43 Relevant subjective factors prescribed by s 21A(3) of the Crimes (Sentencing Procedure) Act include: (f) the offender was a person of good character (see also WorkCover Authority of New South Wales (Inspector Ankucic) v McDonalds Australia Limited (2000) 95 IR 383 at 454); (i) the offender has shown remorse for the offence by making reparation for any injury, loss or damage or in any other manner (see also McDonalds at 429); (k) a plea of guilty by the offender (see also R v Thomson; R v Houlton (2000) 49 NSWLR 383 at 418); and, (n) assistance by the offender to law enforcement authorities (see also McDonalds at 429).
44 The defendant may readily be regarded as a good corporate citizen. As to remorse or contrition, there was no expression in this respect for creating the risk of injury and the fact that the defendant maintained its system was safe even after a plea was entered would suggest that there was an absence of any contrition.
45 The defendant's plea of guilty was entered on the second day of the hearing following evidence given by Mr Beaver the previous day. The plea was entered because, as Mr Hatcher submitted, "It is not reasonably practical to have its [the defendant's] supervisor misunderstand its system of work."
46 Undoubtedly the plea, even though it was entered at a late stage, saved some time and expense and, therefore, had a utilitarian value although any discount must be towards the lower end of the scale. I consider an appropriate discount is 12.5 per cent.
47 The prosecutor has accepted that the defendant gave him cooperation during the investigation.
48 I have also had regard to the steps taken by the defendant to strengthen its system of occupational health and safety and this must count in its favour.
49 This is not a case of a defendant having no regard for safety. It had in place measures to protect workers from risk but it had a mistaken view as to the adequacy of arrangements for protecting contractors when they were working in two-storey dwelling construction. That is, the defendant considered there was no need to provide for fall protection to be in place until after material had been transferred from the ground floor to the upper floor and, indeed, held the view that such fall protection was unsafe. Moreover, there was a gap in the defendant's system of work in that there were not adequate supervisory arrangements in place to ensure that fall protection was in place prior to work commencing on the upper floor in all circumstances, including where lone contractors were working on weekends.

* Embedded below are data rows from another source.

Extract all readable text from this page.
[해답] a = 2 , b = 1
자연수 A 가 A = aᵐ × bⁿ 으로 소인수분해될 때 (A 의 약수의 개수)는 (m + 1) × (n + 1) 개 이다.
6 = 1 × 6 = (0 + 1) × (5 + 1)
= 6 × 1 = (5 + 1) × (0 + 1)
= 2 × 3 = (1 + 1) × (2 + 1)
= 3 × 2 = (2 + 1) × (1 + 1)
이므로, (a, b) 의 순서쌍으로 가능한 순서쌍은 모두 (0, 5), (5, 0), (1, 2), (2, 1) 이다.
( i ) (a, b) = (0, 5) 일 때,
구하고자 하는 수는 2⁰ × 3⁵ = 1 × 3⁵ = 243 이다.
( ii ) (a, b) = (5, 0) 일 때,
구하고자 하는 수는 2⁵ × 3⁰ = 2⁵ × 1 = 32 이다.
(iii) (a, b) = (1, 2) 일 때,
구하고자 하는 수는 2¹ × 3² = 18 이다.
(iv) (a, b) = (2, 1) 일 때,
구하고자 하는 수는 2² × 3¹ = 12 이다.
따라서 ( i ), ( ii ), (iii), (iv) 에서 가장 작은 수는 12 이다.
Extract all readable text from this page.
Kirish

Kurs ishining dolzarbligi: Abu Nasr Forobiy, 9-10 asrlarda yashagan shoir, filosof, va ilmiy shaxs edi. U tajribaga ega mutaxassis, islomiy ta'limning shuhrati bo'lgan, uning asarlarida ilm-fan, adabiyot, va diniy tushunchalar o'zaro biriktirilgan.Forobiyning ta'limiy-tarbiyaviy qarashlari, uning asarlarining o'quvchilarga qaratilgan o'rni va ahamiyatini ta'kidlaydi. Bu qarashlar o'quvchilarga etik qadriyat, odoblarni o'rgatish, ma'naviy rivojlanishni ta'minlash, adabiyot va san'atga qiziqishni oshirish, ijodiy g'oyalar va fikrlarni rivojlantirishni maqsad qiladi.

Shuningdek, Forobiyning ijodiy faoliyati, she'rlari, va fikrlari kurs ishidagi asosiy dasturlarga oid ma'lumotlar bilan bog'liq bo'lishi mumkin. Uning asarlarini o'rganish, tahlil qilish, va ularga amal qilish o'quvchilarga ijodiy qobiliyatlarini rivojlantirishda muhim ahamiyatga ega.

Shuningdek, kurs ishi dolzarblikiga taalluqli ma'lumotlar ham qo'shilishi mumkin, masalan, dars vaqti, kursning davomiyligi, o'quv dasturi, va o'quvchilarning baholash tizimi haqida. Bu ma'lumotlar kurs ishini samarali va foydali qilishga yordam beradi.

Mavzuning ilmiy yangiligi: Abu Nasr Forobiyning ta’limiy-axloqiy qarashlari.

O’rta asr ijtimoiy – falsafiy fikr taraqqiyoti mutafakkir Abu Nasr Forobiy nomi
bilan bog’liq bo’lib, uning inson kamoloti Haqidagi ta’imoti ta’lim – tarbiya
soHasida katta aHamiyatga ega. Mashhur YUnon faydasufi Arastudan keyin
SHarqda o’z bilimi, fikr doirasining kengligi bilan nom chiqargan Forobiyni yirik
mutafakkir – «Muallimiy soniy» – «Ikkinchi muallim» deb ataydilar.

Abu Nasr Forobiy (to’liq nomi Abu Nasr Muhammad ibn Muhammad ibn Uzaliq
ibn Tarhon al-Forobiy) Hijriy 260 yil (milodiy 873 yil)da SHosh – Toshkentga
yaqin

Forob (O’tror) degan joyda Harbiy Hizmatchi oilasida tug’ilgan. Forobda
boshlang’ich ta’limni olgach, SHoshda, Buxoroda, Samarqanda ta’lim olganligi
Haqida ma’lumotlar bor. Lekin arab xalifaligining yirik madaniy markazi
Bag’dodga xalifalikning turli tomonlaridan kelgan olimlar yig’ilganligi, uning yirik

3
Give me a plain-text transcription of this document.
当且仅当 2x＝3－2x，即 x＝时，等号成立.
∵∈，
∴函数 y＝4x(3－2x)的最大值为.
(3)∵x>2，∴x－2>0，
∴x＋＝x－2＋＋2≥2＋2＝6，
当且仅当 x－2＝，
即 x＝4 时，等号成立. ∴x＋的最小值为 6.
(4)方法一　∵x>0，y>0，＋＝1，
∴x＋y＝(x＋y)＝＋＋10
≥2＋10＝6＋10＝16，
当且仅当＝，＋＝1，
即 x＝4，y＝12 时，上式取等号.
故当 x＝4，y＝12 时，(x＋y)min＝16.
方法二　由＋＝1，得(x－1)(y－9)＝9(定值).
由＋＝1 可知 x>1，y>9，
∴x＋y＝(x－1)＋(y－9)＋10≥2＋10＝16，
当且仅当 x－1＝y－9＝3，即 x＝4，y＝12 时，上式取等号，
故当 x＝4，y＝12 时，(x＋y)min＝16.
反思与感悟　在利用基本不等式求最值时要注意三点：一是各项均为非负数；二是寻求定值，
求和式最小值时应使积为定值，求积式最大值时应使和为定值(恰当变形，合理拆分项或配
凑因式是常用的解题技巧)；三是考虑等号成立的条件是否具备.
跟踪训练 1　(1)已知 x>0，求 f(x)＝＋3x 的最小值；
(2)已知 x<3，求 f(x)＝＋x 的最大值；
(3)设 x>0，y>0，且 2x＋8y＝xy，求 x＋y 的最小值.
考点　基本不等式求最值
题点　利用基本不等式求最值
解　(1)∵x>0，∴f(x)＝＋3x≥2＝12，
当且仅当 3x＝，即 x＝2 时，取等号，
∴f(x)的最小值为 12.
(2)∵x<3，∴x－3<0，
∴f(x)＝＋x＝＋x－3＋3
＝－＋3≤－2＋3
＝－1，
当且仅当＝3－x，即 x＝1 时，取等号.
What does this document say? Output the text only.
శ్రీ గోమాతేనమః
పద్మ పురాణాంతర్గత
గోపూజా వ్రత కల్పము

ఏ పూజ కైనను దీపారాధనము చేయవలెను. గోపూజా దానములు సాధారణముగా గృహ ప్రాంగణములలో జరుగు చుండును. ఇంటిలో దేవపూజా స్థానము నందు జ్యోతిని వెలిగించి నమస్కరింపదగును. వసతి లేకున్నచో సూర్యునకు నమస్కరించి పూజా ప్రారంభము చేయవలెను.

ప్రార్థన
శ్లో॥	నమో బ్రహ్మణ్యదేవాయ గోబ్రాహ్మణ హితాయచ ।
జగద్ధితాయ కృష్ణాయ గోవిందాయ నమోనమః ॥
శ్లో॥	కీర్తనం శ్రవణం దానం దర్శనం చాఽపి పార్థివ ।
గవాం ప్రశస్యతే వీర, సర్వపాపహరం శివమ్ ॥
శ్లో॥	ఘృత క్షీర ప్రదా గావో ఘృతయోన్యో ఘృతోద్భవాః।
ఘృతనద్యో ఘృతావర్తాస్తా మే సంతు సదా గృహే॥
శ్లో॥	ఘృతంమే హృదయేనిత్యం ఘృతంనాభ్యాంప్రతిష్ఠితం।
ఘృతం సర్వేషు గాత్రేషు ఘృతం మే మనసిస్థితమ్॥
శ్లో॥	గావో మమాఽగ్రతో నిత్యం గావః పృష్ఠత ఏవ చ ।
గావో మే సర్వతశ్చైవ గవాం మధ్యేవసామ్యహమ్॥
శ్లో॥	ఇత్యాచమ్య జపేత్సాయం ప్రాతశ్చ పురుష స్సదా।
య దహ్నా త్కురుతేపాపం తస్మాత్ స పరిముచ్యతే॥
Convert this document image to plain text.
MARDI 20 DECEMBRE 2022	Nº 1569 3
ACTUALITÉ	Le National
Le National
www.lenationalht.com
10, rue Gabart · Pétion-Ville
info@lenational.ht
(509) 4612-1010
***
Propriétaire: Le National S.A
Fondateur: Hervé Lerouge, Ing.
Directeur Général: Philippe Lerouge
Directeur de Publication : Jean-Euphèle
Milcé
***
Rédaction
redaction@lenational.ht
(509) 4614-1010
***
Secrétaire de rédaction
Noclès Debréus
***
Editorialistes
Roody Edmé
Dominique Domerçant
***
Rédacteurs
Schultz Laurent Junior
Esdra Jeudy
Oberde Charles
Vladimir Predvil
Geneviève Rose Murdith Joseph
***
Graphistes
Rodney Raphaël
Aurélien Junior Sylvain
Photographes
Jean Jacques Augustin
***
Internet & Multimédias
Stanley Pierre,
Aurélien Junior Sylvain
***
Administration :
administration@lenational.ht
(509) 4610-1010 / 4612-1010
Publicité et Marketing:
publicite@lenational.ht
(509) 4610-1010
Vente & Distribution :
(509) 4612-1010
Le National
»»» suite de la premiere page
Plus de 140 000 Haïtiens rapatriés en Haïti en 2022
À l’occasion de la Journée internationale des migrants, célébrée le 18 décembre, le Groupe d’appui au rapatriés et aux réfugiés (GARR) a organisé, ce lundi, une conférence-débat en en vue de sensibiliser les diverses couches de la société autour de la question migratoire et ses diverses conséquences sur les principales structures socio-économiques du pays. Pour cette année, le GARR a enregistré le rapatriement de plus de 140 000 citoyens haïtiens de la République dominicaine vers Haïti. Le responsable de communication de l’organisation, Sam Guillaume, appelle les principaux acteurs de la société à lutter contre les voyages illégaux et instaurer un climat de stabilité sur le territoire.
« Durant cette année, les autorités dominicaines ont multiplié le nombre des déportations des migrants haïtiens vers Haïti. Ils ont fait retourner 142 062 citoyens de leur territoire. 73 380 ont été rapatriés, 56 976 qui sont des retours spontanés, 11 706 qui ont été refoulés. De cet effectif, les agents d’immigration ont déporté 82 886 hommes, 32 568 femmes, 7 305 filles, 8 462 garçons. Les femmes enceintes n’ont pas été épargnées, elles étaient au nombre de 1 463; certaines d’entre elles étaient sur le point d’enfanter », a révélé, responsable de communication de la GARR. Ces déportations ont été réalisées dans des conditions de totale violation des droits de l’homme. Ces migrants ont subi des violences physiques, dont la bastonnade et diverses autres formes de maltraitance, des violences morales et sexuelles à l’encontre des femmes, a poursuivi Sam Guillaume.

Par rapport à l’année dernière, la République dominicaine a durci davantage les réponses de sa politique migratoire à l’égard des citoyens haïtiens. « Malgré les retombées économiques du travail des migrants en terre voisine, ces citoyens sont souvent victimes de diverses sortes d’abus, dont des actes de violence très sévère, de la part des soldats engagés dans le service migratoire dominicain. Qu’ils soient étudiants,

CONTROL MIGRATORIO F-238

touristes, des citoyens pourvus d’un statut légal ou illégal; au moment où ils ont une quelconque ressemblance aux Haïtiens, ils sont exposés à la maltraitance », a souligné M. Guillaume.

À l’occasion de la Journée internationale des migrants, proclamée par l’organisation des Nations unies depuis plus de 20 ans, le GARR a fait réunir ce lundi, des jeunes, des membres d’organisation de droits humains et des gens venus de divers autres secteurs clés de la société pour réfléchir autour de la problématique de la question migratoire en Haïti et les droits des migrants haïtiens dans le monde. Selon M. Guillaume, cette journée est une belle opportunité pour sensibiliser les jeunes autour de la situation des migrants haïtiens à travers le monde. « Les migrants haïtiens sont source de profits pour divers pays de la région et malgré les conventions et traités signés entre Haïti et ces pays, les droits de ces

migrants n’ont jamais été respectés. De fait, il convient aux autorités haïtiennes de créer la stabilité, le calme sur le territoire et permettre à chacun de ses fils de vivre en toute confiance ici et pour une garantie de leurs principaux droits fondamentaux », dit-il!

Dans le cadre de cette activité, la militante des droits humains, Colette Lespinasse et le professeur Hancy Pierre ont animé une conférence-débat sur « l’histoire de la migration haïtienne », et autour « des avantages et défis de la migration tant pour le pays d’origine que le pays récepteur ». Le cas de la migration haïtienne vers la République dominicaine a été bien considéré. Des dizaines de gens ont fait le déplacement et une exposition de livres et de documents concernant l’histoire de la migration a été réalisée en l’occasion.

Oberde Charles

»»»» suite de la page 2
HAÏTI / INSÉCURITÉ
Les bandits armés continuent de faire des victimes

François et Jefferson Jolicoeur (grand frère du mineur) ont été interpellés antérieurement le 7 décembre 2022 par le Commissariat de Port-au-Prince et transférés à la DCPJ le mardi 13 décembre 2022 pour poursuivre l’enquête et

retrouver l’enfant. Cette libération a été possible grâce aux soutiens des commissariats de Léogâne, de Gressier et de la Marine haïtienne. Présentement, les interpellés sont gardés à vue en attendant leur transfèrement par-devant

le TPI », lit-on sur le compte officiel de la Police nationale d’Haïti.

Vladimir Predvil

50 In Masterbuilt a penalty of $78,000 was imposed. The prosecutor submitted that the defendant should receive a heavier sentence because the maximum penalty here is $825,000 compared to $550,000 in the case of Masterbuilt, that the defendant had possession of the house for the purpose of fixing cornices and that it had contractual and actual authority to control the contractors on site.
51 It seems to me, however, that both Masterbuilt and the defendant had similar obligations to provide fall protection for persons working in Lot 207, although there was clearly a much closer supervisory relationship between the defendant and its plastering contractors than Masterbuilt and the contractors in relation to occupational health and safety.
52 Having regard to all of the circumstances I consider an appropriate penalty in this matter to be $95,000.